If you are going to be filing for bankruptcy, think about filing Chapter 13. Chapter 13 bankruptcy is a good choice for people whose unsecured debts amount to lower than $250,000 and who receive a regular income. This allows you to keep possession of your real estate and property and repay your debt through a debt plan. This plan normally lasts from three to five years, in which you’ll be discharged from unsecured debt. Remember that if you even miss one payment that’s due under this plan, the court could dismiss the whole case.
It is important to know how Chapter 7 filings differ from Chapter 13 filings. By researching each type, you can begin to understand which method is right for you. If you don’t understand the information you researched, consult with your attorney about the details before you decide which type of bankruptcy you want to file.
Before you choose Chapter 7 bankruptcy, think about what effect that is going to have on any co-signers you have, which are usually close relatives and friends. Speak to an attorney or read the bankruptcy laws in your state to find out if certain loans can be excluded from your filing. But, bear in mind, the debt now becomes the sole responsibility of your co-debtor.
It is important to file bankruptcy before its too late. Some people will just ignore their outstanding debts, hoping that someone or something will come and save them, but this never ends well. Debt can snowball very fast, and by ignoring it, you increase the chances of worse problems, such as foreclosure and wage garnishments. When you make the connection that your debt level is too high, contact an attorney that specializes in bankruptcy as soon as possible, to see what can be done.
Do your homework so you thoroughly understand the laws pertaining to bankruptcy before you file. For instance, you are not allowed to move assets from your name to someone else’s for a year before you file. Not only that, but the filer cannot lawfully accrue additional debt just prior to filing.
Chapter 13 bankruptcy might be a good option, so don’t overlook it. You are eligible for filing bankruptcy under Chapter 13 if you work and owe less than $250,000. Chapter 13 bankruptcy permits you to remain the owner of your properties, while allowing you to repay your debt using a debt consolidation loan. The plan is usually for a term of three to five years, and a discharge will be granted at the end of that term. Just ensure that you take necessary precautions, as missing one payment can result in the court dismissing your case.
There are a lot of things to consider prior to filing for bankruptcy. You might want to look into the possibility of credit counseling instead. You can get the help you need from a variety of non-profit credit counseling companies. They will work with your creditors to get your payments lowered and your interest lowered as wll. Often, they make the payments to your creditors, and you make your payment to them.

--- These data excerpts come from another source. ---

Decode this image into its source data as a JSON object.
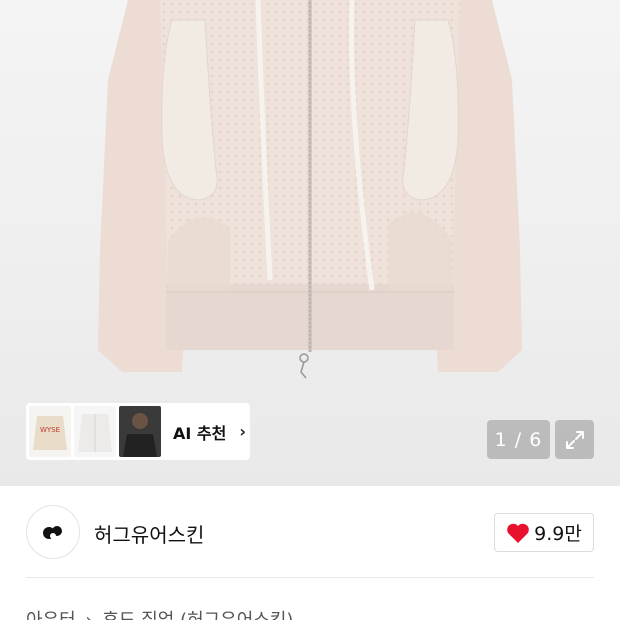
{
  "gallery": {
    "ai_recommend_label": "AI 추천",
    "ai_chevron": "›",
    "counter": "1 / 6",
    "thumbnails": [
      {
        "label": "WYSE"
      },
      {
        "label": ""
      },
      {
        "label": ""
      }
    ]
  },
  "brand": {
    "name": "허그유어스킨",
    "logo_text": "hugyourskin",
    "like_count": "9.9만",
    "heart_color": "#e8112d"
  },
  "breadcrumb": {
    "items": [
      "아우터",
      "›",
      "후드 집업 (허그유어스킨)"
    ]
  },
  "colors": {
    "hoodie": "#efe1da",
    "accent": "#e8112d"
  }
}
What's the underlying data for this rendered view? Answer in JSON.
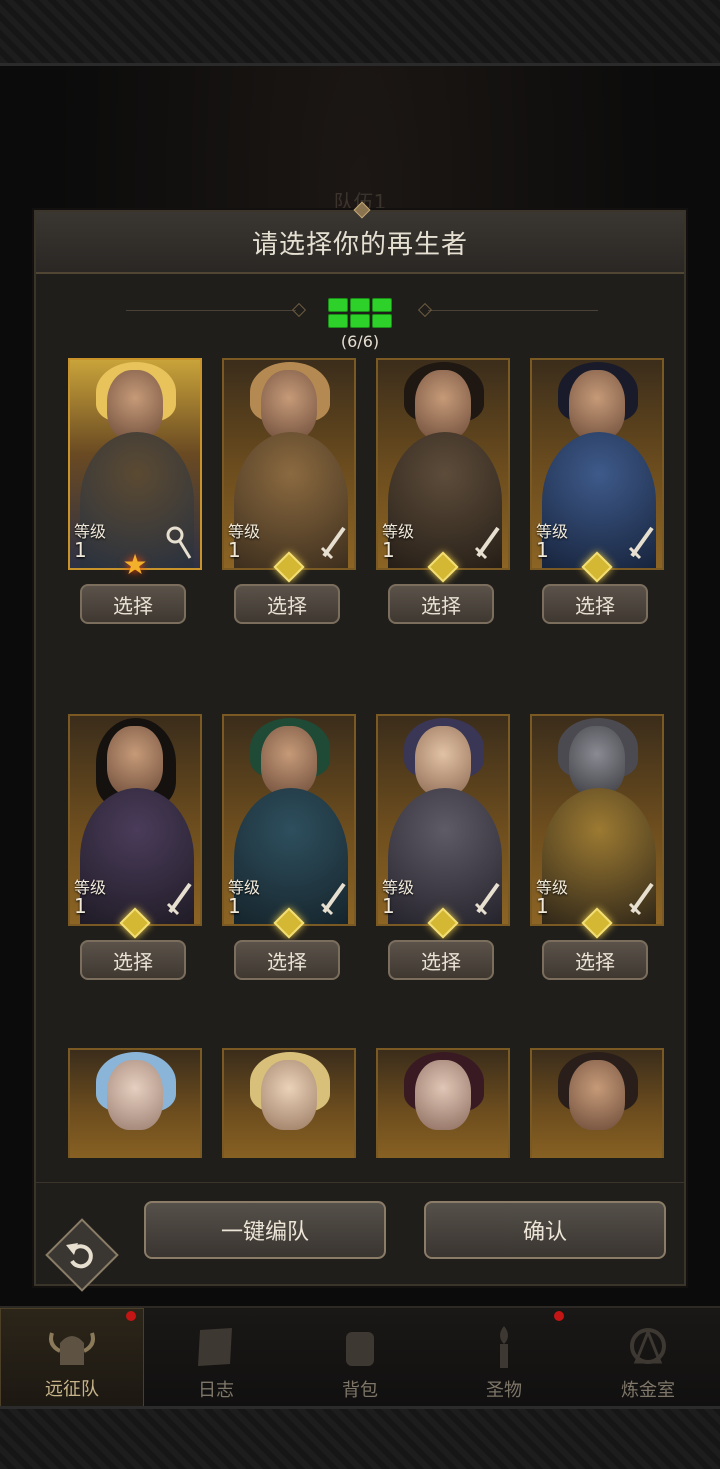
{
  "background": {
    "team_title": "队伍1"
  },
  "modal": {
    "title": "请选择你的再生者",
    "team_count": "(6/6)",
    "filled_slots": 6,
    "heroes": [
      {
        "level_label": "等级",
        "level": "1",
        "weapon_icon": "staff-icon",
        "rank": "star",
        "select_label": "选择"
      },
      {
        "level_label": "等级",
        "level": "1",
        "weapon_icon": "sword-icon",
        "rank": "gem",
        "select_label": "选择"
      },
      {
        "level_label": "等级",
        "level": "1",
        "weapon_icon": "sword-icon",
        "rank": "gem",
        "select_label": "选择"
      },
      {
        "level_label": "等级",
        "level": "1",
        "weapon_icon": "sword-icon",
        "rank": "gem",
        "select_label": "选择"
      },
      {
        "level_label": "等级",
        "level": "1",
        "weapon_icon": "sword-icon",
        "rank": "gem",
        "select_label": "选择"
      },
      {
        "level_label": "等级",
        "level": "1",
        "weapon_icon": "sword-icon",
        "rank": "gem",
        "select_label": "选择"
      },
      {
        "level_label": "等级",
        "level": "1",
        "weapon_icon": "sword-icon",
        "rank": "gem",
        "select_label": "选择"
      },
      {
        "level_label": "等级",
        "level": "1",
        "weapon_icon": "sword-icon",
        "rank": "gem",
        "select_label": "选择"
      }
    ],
    "auto_team_label": "一键编队",
    "confirm_label": "确认"
  },
  "nav": {
    "items": [
      {
        "label": "远征队",
        "icon": "helmet-icon",
        "active": true
      },
      {
        "label": "日志",
        "icon": "scroll-icon",
        "active": false
      },
      {
        "label": "背包",
        "icon": "bag-icon",
        "active": false
      },
      {
        "label": "圣物",
        "icon": "torch-icon",
        "active": false
      },
      {
        "label": "炼金室",
        "icon": "alchemy-icon",
        "active": false
      }
    ]
  },
  "colors": {
    "slot_green": "#2ed12a",
    "accent_gold": "#c8932a",
    "notify_red": "#c41515"
  }
}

It is possible that a bankruptcy might actually be smarter over the long term than struggling month to month with consistently late or missing payments. While bankruptcy will show up in you credit file for the next 10 years, you can begin the process of making your credit situation better right away. The main benefit to filing for bankruptcy is the chance at a new start.
If your income exceeds your obligations, you should not seek bankruptcy protection. Bankruptcy may appear like the easier way to avoid paying your old bills, but it is a huge mark on your credit score and remains there for up to 10 years.
You now have some great advice, thanks to the information shared here. You should now understand that you have options when it comes to bankruptcy. It can be daunting, but you can do it. Stick with the information presented here and over time you will be able to slowly crawl out from under the mountain of debt you have accumulated.